In this season of Pepsi IPL, there’s a player who has displayed these virtues with aplomb not once but twice in the last three matches he has played. James Faulkner, who scripted Rajasthan Royals’s stunning Super-Over win against Kolkata Knight Riders in Abu Dhabi a few days ago, once again held his nerve in the death overs to defeat the same opponents in Ahmedabad.
After Shane Watson and Pravin Tambe reduced KKR to 123 for six from 121 for no loss, leaving them needing 24 from 12 balls, Faulkner fired in some yorkers and fuller deliveries in the 19th over to ensure Suryakumar Yadav and Shakib Al Hasan scored only seven runs off it. 17 runs from six balls proved to be a bit too much, even for the hard-hitting KKR batsmen and RR stole a 10-run win from under KKR’s nose.

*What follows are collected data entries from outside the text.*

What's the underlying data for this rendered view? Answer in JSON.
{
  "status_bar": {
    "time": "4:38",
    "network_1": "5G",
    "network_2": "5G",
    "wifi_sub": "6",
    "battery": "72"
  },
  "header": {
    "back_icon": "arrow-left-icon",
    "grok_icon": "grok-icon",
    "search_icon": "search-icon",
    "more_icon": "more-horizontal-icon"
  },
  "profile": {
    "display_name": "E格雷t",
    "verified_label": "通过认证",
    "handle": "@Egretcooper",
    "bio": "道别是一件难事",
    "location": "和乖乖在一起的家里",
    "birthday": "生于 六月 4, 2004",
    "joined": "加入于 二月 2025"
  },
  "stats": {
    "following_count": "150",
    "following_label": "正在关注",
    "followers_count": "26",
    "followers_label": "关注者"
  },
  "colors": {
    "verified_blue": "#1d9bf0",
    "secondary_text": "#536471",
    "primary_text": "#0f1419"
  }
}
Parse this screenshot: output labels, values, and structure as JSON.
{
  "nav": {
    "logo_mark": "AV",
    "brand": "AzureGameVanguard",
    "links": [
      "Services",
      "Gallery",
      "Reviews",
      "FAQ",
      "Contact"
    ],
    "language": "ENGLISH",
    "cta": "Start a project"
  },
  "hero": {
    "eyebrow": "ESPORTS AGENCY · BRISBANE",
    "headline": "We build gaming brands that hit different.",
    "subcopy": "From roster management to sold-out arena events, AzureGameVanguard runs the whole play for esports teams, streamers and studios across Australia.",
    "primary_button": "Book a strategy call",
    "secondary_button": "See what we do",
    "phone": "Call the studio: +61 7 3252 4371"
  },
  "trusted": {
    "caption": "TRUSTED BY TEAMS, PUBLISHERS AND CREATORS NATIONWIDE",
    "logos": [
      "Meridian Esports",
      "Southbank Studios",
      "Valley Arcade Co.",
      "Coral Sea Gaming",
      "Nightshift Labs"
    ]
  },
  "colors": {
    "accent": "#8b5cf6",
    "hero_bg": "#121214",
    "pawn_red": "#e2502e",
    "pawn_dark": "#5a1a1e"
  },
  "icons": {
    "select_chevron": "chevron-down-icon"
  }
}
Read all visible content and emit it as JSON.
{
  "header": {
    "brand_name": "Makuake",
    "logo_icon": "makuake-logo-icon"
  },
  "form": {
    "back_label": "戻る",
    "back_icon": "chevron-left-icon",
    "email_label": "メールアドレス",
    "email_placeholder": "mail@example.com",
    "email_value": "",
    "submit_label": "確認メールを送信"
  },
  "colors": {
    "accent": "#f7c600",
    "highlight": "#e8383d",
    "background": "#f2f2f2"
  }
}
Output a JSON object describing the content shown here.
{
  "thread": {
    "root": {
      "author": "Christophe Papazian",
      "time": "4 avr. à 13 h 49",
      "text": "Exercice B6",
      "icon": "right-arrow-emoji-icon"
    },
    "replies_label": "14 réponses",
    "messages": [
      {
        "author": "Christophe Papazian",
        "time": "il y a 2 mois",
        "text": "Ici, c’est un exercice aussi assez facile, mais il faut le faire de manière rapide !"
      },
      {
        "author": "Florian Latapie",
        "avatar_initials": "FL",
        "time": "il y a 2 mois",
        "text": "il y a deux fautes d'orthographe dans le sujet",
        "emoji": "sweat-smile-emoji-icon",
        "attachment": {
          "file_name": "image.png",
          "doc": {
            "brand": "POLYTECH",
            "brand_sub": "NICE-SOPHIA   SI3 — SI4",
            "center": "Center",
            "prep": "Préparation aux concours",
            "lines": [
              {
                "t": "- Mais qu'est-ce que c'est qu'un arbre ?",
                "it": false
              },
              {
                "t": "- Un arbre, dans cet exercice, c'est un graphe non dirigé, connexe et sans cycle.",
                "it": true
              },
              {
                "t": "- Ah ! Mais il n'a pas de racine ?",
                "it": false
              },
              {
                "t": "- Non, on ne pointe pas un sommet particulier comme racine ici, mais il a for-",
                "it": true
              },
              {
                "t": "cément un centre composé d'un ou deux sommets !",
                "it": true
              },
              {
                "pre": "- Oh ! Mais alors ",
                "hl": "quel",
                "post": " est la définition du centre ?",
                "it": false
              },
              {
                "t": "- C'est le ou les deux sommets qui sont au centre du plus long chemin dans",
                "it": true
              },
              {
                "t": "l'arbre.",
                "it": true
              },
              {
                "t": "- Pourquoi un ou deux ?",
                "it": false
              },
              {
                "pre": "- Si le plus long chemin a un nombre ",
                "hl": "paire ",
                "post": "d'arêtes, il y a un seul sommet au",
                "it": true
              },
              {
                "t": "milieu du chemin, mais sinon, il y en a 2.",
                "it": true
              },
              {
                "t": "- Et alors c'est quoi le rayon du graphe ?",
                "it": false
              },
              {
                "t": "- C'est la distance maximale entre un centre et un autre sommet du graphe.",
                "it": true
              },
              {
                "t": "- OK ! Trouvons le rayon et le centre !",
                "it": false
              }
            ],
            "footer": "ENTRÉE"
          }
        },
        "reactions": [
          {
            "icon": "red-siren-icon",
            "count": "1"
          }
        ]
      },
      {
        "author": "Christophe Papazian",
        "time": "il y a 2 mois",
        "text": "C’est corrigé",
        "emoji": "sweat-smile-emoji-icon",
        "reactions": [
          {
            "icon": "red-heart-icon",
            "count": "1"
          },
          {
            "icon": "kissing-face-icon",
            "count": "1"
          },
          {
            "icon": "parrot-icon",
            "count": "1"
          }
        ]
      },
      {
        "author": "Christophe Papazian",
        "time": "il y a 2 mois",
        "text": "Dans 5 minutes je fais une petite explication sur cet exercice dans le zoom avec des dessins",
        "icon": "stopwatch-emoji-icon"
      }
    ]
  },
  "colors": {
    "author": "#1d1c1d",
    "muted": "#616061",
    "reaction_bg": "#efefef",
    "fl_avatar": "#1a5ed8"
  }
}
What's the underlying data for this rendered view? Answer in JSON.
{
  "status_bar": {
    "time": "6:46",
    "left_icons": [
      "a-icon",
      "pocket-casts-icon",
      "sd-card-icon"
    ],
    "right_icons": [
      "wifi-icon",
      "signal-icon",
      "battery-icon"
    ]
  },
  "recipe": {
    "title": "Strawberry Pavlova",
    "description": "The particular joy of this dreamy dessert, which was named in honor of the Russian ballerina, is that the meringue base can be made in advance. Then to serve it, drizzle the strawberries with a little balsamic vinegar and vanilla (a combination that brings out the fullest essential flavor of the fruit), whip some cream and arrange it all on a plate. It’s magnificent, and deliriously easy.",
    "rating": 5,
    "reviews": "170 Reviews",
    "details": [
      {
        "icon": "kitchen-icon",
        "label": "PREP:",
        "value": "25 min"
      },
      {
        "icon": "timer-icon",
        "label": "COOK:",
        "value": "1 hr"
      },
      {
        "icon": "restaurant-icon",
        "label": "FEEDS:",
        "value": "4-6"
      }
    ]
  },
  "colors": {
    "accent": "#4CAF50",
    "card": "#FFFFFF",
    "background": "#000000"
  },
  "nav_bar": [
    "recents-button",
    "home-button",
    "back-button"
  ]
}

After the match, Faulkner revealed to IPLT20.com how he has managed to achieve twice what even the best bowlers in the world have faltered at.
Here are excerpts from his interview:
You are turning out to be a death bowling specialist, which is a dream of every T20 captain to have.
I suppose that’s what I am in the team for – to bowl in the death following a couple of overs here and there in the first six overs. Tonight it worked out well with the team. We weren’t in the game at all coming into the last seven overs. Somehow we took one wicket out of nowhere and then just managed to snatch it from there. It’s a pretty good feeling.
It is my job and I’ll be disappointed if I cannot execute it; and there will be days when that will happen. But the feeling that you get on the days when you manage to execute it and see the winning faces of your teammates, it is worth it. We will enjoy tonight and then I will have to restart my batteries for the next match to do the same.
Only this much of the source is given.